Four years ago, two new faces arrived at RB Leipzig and together they led the team to their best ever finish, runners-up behind Bayern Munich in the Bundesliga. Those two new arrivals, head coach Ralph Hasenhüttl and star striker Timo Werner, are set to meet as opponents for the first time since today, as Chelsea host Southampton at Stamford Bridge.
It was in those two years together at Leipzig that Werner started to establish himself as a top-level player, and he credits the former striker-turned-renowned-coach for helping him in the crucial early stages of that process.
“Hassenhüttl was always a manager who stood behind his players. He was not a guy who looked after himself. He was always there for me when I needed help, or when he was asked about me in front of the media, he always stood by me and gave me support.
“That was really good for me to have a manager like this, and the sporting director Ralf Rangnick. Both gave me the feeling I was not alone in this situation. It allowed me to concentrate on my game and not worry about other things.”
But that sort of familiarity can be used for more than just nice stories, good vibes and warm hugs — though the latter’s probably not allowed these days. It can be used for far more pragmatic purposes as well. After all, Hasenhüttl’s system hasn’t changed much, if at all, since his days in the Bundesliga, and Werner knows where the weakness is.
“The style Hassenhüttl wants to play in Southampton is exactly the same style he wanted to play at Leipzig when I was there. I nearly know what he wants to do and what his plan is, but he has a really good team. I saw his team in some games, they are very strong and we have to be careful in the game because they are very dangerous.

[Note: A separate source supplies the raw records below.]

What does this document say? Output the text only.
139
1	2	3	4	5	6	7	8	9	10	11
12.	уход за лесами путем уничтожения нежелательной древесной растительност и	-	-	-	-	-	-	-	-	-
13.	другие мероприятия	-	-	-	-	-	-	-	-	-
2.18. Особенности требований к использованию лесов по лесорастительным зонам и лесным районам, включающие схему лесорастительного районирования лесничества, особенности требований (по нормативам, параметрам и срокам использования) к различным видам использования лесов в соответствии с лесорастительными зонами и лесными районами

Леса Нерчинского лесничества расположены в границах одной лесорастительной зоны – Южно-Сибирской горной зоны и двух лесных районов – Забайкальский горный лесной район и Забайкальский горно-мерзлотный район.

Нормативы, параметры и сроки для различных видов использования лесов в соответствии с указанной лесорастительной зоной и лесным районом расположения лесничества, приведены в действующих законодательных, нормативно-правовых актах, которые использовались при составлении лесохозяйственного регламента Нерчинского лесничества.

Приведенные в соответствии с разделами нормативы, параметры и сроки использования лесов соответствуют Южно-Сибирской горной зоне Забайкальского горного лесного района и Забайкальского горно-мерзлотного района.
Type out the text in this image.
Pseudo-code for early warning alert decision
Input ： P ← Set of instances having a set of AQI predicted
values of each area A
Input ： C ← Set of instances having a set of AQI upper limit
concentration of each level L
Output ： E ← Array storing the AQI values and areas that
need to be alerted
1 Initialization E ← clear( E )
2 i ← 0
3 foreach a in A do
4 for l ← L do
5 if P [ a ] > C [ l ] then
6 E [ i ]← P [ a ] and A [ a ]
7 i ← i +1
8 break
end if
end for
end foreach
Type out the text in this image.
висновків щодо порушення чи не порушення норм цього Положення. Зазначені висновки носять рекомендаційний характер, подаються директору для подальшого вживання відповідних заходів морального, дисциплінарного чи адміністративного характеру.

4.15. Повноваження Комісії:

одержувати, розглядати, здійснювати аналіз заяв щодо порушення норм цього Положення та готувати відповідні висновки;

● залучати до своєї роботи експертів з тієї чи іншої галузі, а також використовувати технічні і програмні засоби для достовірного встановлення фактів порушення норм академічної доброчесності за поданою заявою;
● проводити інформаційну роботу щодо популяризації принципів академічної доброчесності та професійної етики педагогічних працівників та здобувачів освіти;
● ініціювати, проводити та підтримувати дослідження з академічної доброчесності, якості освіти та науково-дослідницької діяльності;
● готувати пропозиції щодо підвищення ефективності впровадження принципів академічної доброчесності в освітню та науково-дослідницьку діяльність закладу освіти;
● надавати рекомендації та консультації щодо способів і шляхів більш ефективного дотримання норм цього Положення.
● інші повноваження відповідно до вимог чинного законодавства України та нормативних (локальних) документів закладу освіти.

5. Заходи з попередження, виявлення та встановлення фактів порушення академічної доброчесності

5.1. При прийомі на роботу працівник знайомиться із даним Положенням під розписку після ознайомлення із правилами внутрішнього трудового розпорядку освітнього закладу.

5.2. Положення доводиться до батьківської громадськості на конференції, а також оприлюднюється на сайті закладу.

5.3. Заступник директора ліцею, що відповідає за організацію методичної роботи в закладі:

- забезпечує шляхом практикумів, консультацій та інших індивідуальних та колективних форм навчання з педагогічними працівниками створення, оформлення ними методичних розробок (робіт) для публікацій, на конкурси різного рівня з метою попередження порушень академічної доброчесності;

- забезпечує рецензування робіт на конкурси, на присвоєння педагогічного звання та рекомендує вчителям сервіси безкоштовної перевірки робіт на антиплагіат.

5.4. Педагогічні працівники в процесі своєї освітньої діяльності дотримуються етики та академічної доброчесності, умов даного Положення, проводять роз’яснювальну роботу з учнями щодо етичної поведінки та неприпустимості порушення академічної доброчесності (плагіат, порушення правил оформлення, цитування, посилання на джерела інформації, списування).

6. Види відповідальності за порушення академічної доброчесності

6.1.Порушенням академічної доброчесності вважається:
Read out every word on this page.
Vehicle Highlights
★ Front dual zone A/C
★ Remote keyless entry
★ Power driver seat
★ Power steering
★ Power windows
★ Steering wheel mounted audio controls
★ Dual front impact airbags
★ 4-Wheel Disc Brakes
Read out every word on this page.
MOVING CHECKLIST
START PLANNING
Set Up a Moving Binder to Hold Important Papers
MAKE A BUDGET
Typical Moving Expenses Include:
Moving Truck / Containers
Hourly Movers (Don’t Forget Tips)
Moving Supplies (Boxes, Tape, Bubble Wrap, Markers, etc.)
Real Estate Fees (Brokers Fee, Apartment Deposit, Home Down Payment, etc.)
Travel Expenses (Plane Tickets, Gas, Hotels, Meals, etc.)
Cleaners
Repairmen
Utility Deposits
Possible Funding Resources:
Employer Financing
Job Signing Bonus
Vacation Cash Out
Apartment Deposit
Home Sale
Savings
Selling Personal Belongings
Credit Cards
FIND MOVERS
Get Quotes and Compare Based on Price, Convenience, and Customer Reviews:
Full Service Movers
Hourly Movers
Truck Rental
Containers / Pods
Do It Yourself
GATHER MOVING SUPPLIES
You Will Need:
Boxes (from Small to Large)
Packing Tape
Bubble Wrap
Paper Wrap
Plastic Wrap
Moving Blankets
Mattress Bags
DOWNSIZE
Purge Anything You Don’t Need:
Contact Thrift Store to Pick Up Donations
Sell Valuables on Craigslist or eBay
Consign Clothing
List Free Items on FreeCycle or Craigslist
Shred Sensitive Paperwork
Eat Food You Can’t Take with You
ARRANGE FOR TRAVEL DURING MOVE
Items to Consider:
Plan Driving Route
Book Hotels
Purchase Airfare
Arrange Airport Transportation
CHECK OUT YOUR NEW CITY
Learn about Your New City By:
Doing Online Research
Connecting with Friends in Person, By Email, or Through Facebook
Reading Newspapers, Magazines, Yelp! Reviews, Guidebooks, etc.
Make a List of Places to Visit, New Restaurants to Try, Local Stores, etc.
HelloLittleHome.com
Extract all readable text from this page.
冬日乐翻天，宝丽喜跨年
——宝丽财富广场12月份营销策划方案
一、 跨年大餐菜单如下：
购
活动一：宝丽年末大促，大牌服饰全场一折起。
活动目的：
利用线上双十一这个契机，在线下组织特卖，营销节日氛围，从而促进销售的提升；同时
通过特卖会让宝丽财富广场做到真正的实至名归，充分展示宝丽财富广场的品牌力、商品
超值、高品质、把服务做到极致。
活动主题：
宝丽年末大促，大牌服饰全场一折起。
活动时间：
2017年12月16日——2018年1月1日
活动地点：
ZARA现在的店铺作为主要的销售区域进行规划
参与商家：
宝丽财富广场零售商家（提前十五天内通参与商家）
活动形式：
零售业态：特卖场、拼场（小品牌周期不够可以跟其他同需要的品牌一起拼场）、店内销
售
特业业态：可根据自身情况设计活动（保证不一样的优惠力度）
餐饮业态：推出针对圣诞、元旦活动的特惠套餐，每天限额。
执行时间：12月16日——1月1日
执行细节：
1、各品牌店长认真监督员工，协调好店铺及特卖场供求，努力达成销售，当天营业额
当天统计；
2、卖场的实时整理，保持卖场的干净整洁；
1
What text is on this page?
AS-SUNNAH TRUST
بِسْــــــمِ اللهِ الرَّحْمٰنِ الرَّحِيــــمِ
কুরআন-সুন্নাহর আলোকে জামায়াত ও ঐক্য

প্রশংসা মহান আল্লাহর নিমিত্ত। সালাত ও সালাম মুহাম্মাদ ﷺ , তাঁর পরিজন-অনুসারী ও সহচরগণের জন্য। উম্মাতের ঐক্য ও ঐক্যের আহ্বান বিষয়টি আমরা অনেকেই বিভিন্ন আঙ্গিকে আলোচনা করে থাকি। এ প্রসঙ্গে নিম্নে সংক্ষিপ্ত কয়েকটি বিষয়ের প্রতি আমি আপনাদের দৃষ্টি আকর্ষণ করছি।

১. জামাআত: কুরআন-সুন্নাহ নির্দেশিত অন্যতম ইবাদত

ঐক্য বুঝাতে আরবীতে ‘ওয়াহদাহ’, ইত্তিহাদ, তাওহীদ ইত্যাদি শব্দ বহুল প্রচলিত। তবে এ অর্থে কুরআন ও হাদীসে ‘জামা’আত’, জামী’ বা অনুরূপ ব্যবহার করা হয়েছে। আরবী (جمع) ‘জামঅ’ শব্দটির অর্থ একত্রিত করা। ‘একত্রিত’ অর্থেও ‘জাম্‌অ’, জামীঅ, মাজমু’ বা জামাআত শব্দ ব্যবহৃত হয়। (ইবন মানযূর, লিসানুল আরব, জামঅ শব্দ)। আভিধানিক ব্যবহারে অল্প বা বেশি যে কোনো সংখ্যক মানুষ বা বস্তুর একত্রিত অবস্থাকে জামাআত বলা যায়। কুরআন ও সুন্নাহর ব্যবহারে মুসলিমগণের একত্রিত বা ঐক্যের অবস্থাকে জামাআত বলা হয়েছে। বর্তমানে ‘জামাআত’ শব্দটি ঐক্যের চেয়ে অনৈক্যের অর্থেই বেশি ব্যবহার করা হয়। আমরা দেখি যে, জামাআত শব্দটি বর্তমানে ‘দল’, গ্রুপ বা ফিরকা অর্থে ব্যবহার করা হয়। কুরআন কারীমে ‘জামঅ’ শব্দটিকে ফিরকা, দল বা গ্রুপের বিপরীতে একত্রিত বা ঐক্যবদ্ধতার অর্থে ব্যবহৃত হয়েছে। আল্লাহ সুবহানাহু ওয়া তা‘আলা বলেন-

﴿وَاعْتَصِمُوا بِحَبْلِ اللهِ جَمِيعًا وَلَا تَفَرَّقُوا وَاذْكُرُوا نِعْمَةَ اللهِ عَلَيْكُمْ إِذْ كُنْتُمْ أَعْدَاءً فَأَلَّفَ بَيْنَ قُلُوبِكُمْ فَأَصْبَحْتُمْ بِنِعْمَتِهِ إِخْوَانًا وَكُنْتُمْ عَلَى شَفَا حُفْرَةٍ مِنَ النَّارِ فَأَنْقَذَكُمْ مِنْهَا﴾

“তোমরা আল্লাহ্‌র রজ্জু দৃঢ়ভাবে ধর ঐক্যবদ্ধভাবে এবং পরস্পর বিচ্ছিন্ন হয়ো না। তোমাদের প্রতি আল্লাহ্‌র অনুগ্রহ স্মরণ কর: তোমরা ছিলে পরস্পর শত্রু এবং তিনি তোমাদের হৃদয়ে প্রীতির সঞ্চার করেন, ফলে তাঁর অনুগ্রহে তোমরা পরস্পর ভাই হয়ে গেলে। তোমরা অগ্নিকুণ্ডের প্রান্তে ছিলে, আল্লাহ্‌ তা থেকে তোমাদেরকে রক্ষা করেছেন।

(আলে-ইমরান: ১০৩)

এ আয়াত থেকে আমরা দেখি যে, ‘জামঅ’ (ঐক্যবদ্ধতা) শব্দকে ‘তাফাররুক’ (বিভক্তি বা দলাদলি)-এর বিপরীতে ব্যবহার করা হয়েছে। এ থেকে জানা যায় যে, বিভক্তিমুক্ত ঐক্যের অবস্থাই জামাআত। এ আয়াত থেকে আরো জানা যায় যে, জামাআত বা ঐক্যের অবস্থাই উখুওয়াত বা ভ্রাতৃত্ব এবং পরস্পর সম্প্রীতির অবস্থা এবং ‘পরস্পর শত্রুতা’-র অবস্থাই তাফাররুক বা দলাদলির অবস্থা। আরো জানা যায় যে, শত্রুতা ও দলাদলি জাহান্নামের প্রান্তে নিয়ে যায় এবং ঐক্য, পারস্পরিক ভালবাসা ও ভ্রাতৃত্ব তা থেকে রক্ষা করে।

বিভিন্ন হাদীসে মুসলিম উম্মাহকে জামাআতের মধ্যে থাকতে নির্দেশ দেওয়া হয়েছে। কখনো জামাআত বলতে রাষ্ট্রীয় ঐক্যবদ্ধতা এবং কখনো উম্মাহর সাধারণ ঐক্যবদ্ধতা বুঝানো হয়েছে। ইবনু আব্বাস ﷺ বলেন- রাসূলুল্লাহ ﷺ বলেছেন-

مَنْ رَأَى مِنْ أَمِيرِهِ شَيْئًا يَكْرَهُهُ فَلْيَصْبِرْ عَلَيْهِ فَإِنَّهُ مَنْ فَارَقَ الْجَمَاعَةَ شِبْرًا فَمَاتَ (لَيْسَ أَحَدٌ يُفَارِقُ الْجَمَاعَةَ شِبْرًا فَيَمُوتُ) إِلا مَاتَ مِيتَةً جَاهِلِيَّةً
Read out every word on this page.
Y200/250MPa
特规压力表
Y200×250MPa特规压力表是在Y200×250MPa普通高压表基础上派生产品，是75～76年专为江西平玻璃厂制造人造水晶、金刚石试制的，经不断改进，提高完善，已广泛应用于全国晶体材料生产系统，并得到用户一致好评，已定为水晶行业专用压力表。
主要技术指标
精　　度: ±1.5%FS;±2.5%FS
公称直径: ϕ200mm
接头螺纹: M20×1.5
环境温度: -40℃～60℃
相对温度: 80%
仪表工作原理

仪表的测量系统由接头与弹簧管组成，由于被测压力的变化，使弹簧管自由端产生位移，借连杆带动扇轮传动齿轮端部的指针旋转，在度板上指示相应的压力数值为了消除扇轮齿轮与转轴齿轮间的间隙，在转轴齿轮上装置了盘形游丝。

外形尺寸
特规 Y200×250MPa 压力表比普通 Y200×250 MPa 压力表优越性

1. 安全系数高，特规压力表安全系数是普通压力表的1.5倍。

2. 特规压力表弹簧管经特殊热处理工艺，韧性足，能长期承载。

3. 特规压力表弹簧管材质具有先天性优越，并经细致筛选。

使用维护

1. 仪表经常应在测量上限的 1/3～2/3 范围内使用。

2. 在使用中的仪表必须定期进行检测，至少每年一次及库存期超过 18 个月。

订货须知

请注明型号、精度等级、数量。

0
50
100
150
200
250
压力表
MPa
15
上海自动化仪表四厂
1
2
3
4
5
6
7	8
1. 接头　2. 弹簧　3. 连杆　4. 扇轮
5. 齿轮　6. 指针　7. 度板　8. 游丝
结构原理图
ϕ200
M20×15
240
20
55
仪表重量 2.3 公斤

“On the other side, they defend high which could give us some chances where we could maybe go for our game because we are a team who always can press high or make fast counter-attacks. I think it will be an open game where we have to defend very well, and when we do this we will have chances to make turnovers and play our game.”
-Timo Werner; source: Chelsea FC
Of course, knowing is one thing. Actually doing is another. Execution is still required, and required at a quality level. As Saints’ 2-0 win at Stamford Bridge on Boxing Day showed last year, they are more than capable of causing an upset.
Hopefully we can avoid any such setbacks this time around, and maybe with a Werner goal or two to boot.